When participating in programs to support our economy during COVID-19, contractors must consider a) the ban against ‘double-dipping’ of funds and b) must also consider that loan forgiveness under the PPP may be interpreted as a credit due back to the government in accordance with FAR 31.201-1 (a).
Double Dipping: Section 3610 and the PPP
In addition to directly providing many American families with cash stimulus payments and providing PPP funds for small businesses, the CARES Act, through Section 3610, provides funds that federal agencies can use to modify the terms and conditions of a contract to reimburse contractors who provide paid leave, including sick leave, to its employees in order to keep them “on a ready state.” Contractors must affirm when receiving funds under 3610 that the contractor has not or will not pursue reimbursement for the same costs under the small business Paycheck Protection Program. What does this mean to federal contractors? Certainly, when applying for loan forgiveness under the PPP, contractors should not include the cost of labor paid with funds received under the provisions of Section 3610 of the CARES Act.
Forgiven PPP Funds as Credits Against Contract Costs
FAR 31.201-1 (a) defines the total cost of a contract is the sum of the direct and indirect costs allocable to the contract…..less any allocable credits. Contractors should be aware the government may take a position that PPP funds must be credited toward the government contracts supported with the funds, and that federal contractors cannot increase profits by receipt of PPP funds. DoD’s Defense Pricing and Contracting (DPC) is issuing and updating guidance for federal contractors, most recently on April 24. On that date, Frequently Asked Question #23 related to PPP Loan Forgiveness was updated as follows:
Q23: Please confirm that neither the FAR Credits provision, FAR 31.201-5, the credit
provision in the Allowable Cost and Payment Clause, FAR 52.216- 7(h)(2), nor any
other FAR or DFARS provision imposes an obligation on a contractor to credit any
amount of a Payroll Protection Program (PPP) loan that is forgiven to any flexibly
priced government contract or subcontract. We consider a contractor that has
received a PPP loan will use the loan proceeds as it would any other funds in its
corporate treasury to pay costs of doing business.

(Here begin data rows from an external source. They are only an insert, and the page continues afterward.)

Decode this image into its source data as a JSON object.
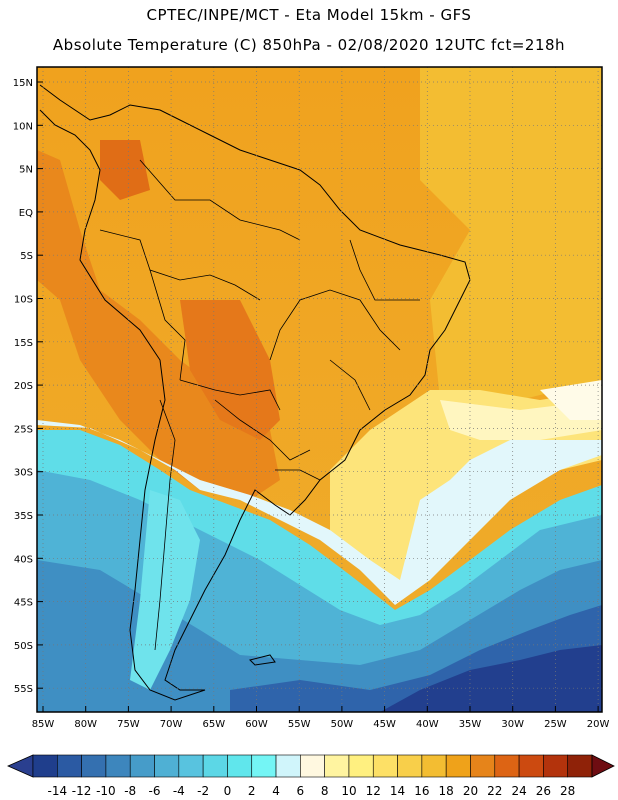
{
  "title_line1": "CPTEC/INPE/MCT -  Eta Model 15km - GFS",
  "title_line2": "Absolute Temperature (C) 850hPa - 02/08/2020 12UTC fct=218h",
  "lat_labels": [
    "15N",
    "10N",
    "5N",
    "EQ",
    "5S",
    "10S",
    "15S",
    "20S",
    "25S",
    "30S",
    "35S",
    "40S",
    "45S",
    "50S",
    "55S"
  ],
  "lon_labels": [
    "85W",
    "80W",
    "75W",
    "70W",
    "65W",
    "60W",
    "55W",
    "50W",
    "45W",
    "40W",
    "35W",
    "30W",
    "25W",
    "20W"
  ],
  "colorbar": {
    "tick_labels": [
      "-14",
      "-12",
      "-10",
      "-8",
      "-6",
      "-4",
      "-2",
      "0",
      "2",
      "4",
      "6",
      "8",
      "10",
      "12",
      "14",
      "16",
      "18",
      "20",
      "22",
      "24",
      "26",
      "28"
    ],
    "colors": [
      "#1f3e8c",
      "#2b5aa3",
      "#3470b0",
      "#3d86bd",
      "#469cc9",
      "#4fb0d4",
      "#58c3df",
      "#5cd7e6",
      "#60e6ec",
      "#74f5f5",
      "#d0f5fb",
      "#fff8e0",
      "#fff4a0",
      "#fff080",
      "#fde066",
      "#f8cf4a",
      "#f3bd32",
      "#efa21a",
      "#e6841a",
      "#dd6414",
      "#cc4a10",
      "#b3330c",
      "#8f2208"
    ],
    "under_color": "#2a3f8f",
    "over_color": "#6e0d12"
  }
}
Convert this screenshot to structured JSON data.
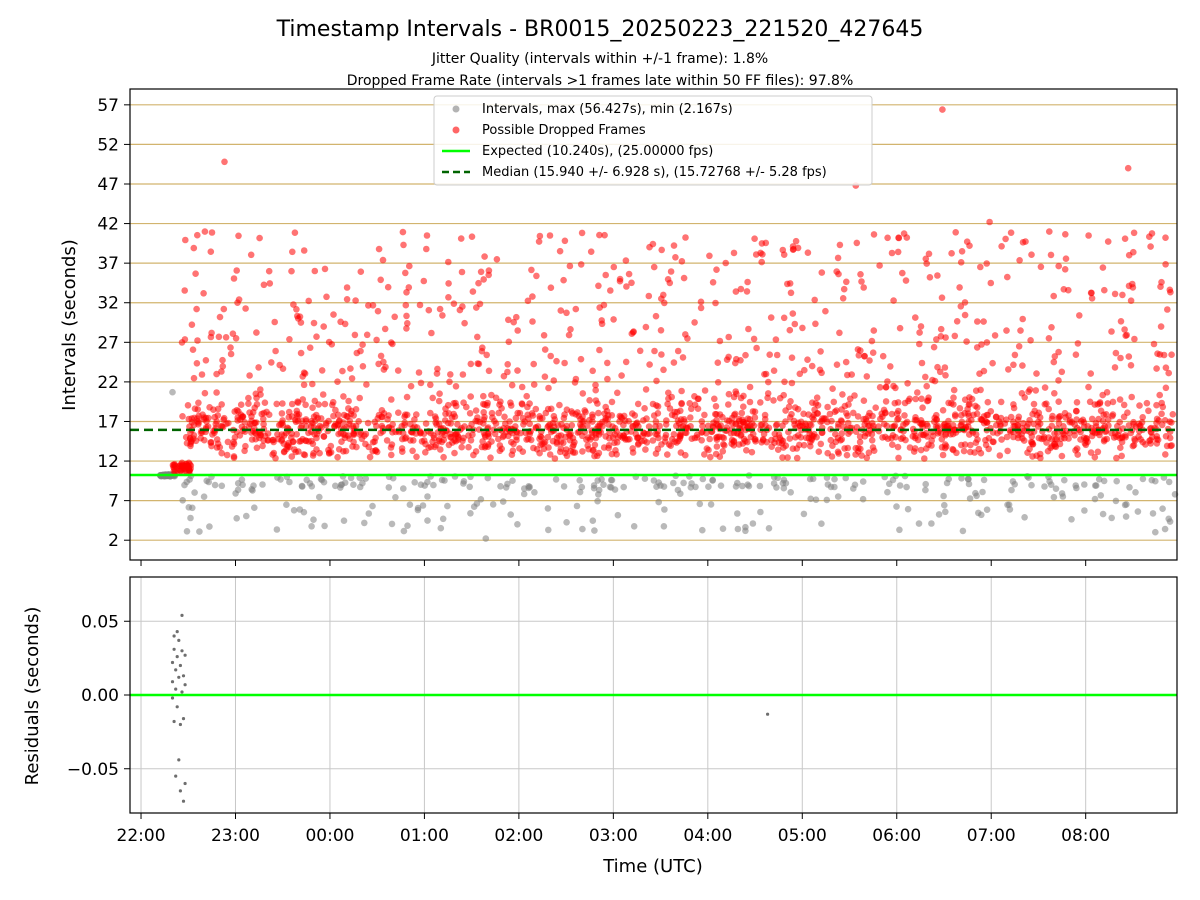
{
  "colors": {
    "background": "#ffffff",
    "normal_points": "#808080",
    "dropped_points": "#ff0000",
    "expected_line": "#00ff00",
    "median_line": "#006400",
    "hgrid_top": "#d2b46e",
    "grid": "#c8c8c8",
    "residual_points": "#6e6e6e"
  },
  "chart_data": [
    {
      "panel": "intervals",
      "type": "scatter",
      "title": "Timestamp Intervals - BR0015_20250223_221520_427645",
      "subtitle_lines": [
        "Jitter Quality (intervals within +/-1 frame): 1.8%",
        "Dropped Frame Rate (intervals >1 frames late within 50 FF files): 97.8%"
      ],
      "ylabel": "Intervals (seconds)",
      "xlabel": "",
      "ylim": [
        -0.5,
        59
      ],
      "yticks": [
        2,
        7,
        12,
        17,
        22,
        27,
        32,
        37,
        42,
        47,
        52,
        57
      ],
      "grid": "horizontal",
      "legend_position": "top-center",
      "legend": [
        {
          "label": "Intervals, max (56.427s), min (2.167s)",
          "marker": "circle",
          "color_key": "normal_points"
        },
        {
          "label": "Possible Dropped Frames",
          "marker": "circle",
          "color_key": "dropped_points"
        },
        {
          "label": "Expected (10.240s), (25.00000 fps)",
          "marker": "line",
          "color_key": "expected_line"
        },
        {
          "label": "Median (15.940 +/- 6.928 s), (15.72768 +/- 5.28 fps)",
          "marker": "dashed-line",
          "color_key": "median_line"
        }
      ],
      "expected_interval": 10.24,
      "median_interval": 15.94,
      "max_interval": 56.427,
      "min_interval": 2.167,
      "series_description": {
        "normal": "grey points mostly between 2 and 10.5 s; a tight cluster near 10.2 s at the start (22:12–22:22)",
        "dropped": "red points dense between 12 and 19 s, spread up to ~42 s, outliers near 49.8, 49 and 56.4 s"
      },
      "notable_points": [
        {
          "time": "22:20",
          "y": 20.7,
          "series": "normal"
        },
        {
          "time": "22:53",
          "y": 49.8,
          "series": "dropped"
        },
        {
          "time": "06:29",
          "y": 56.4,
          "series": "dropped"
        },
        {
          "time": "08:27",
          "y": 49.0,
          "series": "dropped"
        },
        {
          "time": "05:34",
          "y": 46.8,
          "series": "dropped"
        },
        {
          "time": "01:39",
          "y": 2.2,
          "series": "normal"
        },
        {
          "time": "06:59",
          "y": 42.2,
          "series": "dropped"
        }
      ]
    },
    {
      "panel": "residuals",
      "type": "scatter",
      "ylabel": "Residuals (seconds)",
      "xlabel": "Time (UTC)",
      "ylim": [
        -0.08,
        0.08
      ],
      "yticks": [
        "0.05",
        "0.00",
        "−0.05"
      ],
      "ytick_values": [
        0.05,
        0.0,
        -0.05
      ],
      "grid": "both",
      "zero_line": 0.0,
      "points": [
        {
          "time": "22:20",
          "y": 0.022
        },
        {
          "time": "22:20",
          "y": 0.009
        },
        {
          "time": "22:20",
          "y": -0.002
        },
        {
          "time": "22:21",
          "y": 0.031
        },
        {
          "time": "22:21",
          "y": -0.018
        },
        {
          "time": "22:21",
          "y": 0.04
        },
        {
          "time": "22:22",
          "y": 0.017
        },
        {
          "time": "22:22",
          "y": -0.055
        },
        {
          "time": "22:22",
          "y": 0.004
        },
        {
          "time": "22:23",
          "y": 0.043
        },
        {
          "time": "22:23",
          "y": 0.026
        },
        {
          "time": "22:23",
          "y": -0.008
        },
        {
          "time": "22:24",
          "y": 0.012
        },
        {
          "time": "22:24",
          "y": -0.044
        },
        {
          "time": "22:24",
          "y": 0.037
        },
        {
          "time": "22:25",
          "y": -0.065
        },
        {
          "time": "22:25",
          "y": 0.02
        },
        {
          "time": "22:25",
          "y": -0.02
        },
        {
          "time": "22:26",
          "y": 0.054
        },
        {
          "time": "22:26",
          "y": 0.002
        },
        {
          "time": "22:26",
          "y": 0.03
        },
        {
          "time": "22:27",
          "y": -0.072
        },
        {
          "time": "22:27",
          "y": 0.013
        },
        {
          "time": "22:27",
          "y": -0.016
        },
        {
          "time": "22:28",
          "y": 0.027
        },
        {
          "time": "22:28",
          "y": -0.06
        },
        {
          "time": "22:28",
          "y": 0.007
        },
        {
          "time": "04:38",
          "y": -0.013
        }
      ]
    }
  ],
  "x_axis": {
    "label": "Time (UTC)",
    "range": [
      "21:53",
      "08:58"
    ],
    "ticks": [
      "22:00",
      "23:00",
      "00:00",
      "01:00",
      "02:00",
      "03:00",
      "04:00",
      "05:00",
      "06:00",
      "07:00",
      "08:00"
    ],
    "grid": "vertical"
  }
}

A23: We disagree, any PPP loan that has been forgiven necessarily can be treated as
though it belongs to the company to use as it pleases. FAR 31.201-1, Composition of
Total Cost, states that total cost is the sum of the direct and indirect costs allocable to the
contract less any allocable credits. Accordingly, to the extent that PPP credits are allocable to
costs allowed under a contract, the Government should receive a credit or a reduction in
billing for any PPP loans or loan payments that are forgiven. Furthermore, any
reimbursements, tax credits, etc. from whatever source that contractors receive for any
COVID-19 Paid Leave costs should be treated in a similar manner and disclosed to the
government. (Updated: April 24, 2020)
In light of shifting guidance and current uncertainty, government contractors are urged to carefully track the source and use of funds and maintain clear records related to both PPP and funds received under Section 3610. Consult with advisors and watch guidance carefully.